In JACM 41(6) Afek et al described a protocol [1], originally conceived by Wang and Zuck [2], then simplified by Afek, whose goal is to transmit an infinite sequence of messages, from a finite alphabet, over bi-directional channels that can reorder and delete messages. While the impossibility of transmitting such a sequence over channels that can also duplicate messages was well known at the time, it was conjectured that reordering and deleting channels suffice to render the problem impossible. The protocol served to refute this conjecture. The original description of the protocol was “flat,” and Afek’s suggestion to embed it into the “probe” mechanism transformed it into a layer protocol. The top layer implements a FIFO transmission over a lossy channel, for which the well-studied and verified Alternating Bit Protocol suffices. The bottom layer implements a lossy channel over a bi-directional channel that can loss and reorder messages. This protocol, as well as others using on the “probe” mechanism, was never mechanically verified. The talk introduces the protocols and describes the challenges in using existing tools to formally verify probe-based protocols.

Grand challenges in science are considered as beneficial in energizing the scientific community and focusing its efforts on meaningful goals. According to their name, they should be sufficiently challenging such that they cannot be completely solved by any research group in a single project, but require a long-term effort and collaboration between different research groups and communities. Solving them should have a major positive impact, not only on the scientific community, but also on society as a whole.

For grand challenges in the area of distributed systems verification, we discussed several ideas. However, we concluded that the effort it would take to design a project that is sufficiently large-scale and challenging, while at the same time allowing a large part of the distributed systems verification community to participate without major obstacles, would go well beyond what could be discussed in this short time frame.

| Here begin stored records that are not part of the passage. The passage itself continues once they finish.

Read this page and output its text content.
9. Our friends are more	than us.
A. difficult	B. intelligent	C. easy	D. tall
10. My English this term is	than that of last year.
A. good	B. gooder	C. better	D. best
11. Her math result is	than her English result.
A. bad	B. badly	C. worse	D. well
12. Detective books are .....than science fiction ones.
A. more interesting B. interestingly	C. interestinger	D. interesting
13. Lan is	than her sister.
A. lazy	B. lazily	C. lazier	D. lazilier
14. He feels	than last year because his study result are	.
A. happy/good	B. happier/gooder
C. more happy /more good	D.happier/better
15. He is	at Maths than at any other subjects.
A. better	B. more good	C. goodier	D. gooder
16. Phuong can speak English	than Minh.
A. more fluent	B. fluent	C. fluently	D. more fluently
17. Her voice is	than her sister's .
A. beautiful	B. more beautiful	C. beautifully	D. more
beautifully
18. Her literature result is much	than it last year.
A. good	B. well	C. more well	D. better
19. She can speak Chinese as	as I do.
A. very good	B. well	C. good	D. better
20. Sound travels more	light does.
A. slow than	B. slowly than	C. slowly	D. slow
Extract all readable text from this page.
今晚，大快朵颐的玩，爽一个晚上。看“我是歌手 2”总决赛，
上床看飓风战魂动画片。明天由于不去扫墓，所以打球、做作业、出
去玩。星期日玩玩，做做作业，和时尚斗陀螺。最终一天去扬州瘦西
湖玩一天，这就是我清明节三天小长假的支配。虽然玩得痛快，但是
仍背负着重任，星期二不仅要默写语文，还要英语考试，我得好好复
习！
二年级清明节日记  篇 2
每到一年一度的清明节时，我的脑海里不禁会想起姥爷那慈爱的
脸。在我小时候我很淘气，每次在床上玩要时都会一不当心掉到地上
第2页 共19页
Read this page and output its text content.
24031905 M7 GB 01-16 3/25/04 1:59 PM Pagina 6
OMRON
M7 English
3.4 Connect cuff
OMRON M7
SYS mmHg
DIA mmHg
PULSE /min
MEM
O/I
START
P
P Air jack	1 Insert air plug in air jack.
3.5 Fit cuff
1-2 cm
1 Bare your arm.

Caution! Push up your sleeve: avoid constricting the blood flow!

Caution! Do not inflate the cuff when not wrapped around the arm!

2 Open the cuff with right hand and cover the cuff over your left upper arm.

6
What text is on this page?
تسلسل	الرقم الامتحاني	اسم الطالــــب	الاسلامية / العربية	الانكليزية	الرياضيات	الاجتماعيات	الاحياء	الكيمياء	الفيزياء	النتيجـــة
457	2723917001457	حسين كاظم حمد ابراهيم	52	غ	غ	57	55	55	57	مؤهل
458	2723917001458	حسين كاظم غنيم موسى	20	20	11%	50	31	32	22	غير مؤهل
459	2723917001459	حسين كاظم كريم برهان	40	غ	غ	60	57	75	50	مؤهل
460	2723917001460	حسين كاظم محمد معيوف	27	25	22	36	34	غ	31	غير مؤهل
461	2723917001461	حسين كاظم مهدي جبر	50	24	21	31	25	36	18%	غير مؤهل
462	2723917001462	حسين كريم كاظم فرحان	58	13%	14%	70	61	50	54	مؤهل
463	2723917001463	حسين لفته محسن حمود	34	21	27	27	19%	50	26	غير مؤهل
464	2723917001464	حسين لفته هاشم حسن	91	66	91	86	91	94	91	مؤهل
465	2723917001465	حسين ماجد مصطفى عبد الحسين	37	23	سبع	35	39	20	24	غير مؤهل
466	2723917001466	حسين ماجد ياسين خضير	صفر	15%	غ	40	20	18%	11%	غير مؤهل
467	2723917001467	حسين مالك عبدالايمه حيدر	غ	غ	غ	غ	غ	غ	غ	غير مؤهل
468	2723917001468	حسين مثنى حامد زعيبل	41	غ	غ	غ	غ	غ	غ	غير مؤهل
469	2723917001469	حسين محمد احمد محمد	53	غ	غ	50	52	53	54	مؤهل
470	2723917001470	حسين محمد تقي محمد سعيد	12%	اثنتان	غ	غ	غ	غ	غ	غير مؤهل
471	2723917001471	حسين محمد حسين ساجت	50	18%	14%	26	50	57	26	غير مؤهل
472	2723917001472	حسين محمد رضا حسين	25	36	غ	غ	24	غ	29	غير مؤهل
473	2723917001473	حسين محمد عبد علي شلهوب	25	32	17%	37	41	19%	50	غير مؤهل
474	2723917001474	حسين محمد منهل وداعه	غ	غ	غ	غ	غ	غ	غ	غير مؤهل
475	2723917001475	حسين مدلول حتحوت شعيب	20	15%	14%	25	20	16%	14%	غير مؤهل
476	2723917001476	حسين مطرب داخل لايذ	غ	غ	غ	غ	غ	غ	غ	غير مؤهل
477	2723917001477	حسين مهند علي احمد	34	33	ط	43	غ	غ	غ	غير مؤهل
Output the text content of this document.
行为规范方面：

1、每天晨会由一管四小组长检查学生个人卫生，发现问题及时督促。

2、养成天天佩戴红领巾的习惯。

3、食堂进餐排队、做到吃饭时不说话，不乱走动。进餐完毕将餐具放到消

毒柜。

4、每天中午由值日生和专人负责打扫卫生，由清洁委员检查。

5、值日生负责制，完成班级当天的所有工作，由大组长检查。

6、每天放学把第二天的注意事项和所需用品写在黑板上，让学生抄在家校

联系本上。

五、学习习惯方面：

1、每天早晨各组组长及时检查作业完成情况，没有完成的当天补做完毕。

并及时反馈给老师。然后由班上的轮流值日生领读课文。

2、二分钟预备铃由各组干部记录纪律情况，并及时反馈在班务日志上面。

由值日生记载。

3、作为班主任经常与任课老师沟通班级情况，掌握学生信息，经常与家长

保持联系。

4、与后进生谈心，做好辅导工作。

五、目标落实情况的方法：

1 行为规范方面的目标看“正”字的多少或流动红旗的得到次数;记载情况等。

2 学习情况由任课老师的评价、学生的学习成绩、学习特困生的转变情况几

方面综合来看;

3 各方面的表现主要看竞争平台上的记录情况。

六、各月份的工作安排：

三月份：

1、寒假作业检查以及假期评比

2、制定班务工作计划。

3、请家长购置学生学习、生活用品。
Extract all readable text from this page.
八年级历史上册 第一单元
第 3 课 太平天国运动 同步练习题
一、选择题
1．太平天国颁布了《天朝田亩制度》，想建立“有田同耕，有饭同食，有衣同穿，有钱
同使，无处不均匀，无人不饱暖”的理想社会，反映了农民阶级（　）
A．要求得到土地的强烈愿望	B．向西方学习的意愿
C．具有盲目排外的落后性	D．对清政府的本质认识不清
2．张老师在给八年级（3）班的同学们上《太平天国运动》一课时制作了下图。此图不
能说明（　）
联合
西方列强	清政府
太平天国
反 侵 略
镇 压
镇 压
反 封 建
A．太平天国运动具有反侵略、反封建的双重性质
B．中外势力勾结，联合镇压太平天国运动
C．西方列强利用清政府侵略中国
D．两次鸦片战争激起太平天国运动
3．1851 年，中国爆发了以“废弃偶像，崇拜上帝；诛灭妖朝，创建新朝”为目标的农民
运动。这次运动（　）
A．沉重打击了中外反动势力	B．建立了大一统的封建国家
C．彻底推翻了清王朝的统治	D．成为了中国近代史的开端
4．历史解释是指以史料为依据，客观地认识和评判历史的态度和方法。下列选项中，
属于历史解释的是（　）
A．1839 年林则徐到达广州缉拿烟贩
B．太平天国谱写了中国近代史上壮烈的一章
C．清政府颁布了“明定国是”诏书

Instead, we found that a particularly promising idea is to take “Verified Secure Routing” (as presented in the talk by Peter Müller) as a grand challenge. The reasons are that this includes challenging aspects and sub-problems for many different research directions, ranging from low-level protocol design over path exploration to information-flow properties. Moreover, the verification tasks are sufficiently difficult to be suitable (at different levels of abstraction) for different flavors of verification, from mechanized interactive proofs to partially or fully automated proof techniques. Finally, a lot of the groundwork in defining the problem and many of its sub-problems has already been done in the large-scale project “verified SCION” at ETH. This project concentrates on mechanized proofs with tight interaction of the protocol and system engineers, and leaves open many details, as well as aspects of automating the verification. This results in a low entry bar for even small research groups to contribute to this grand challenge.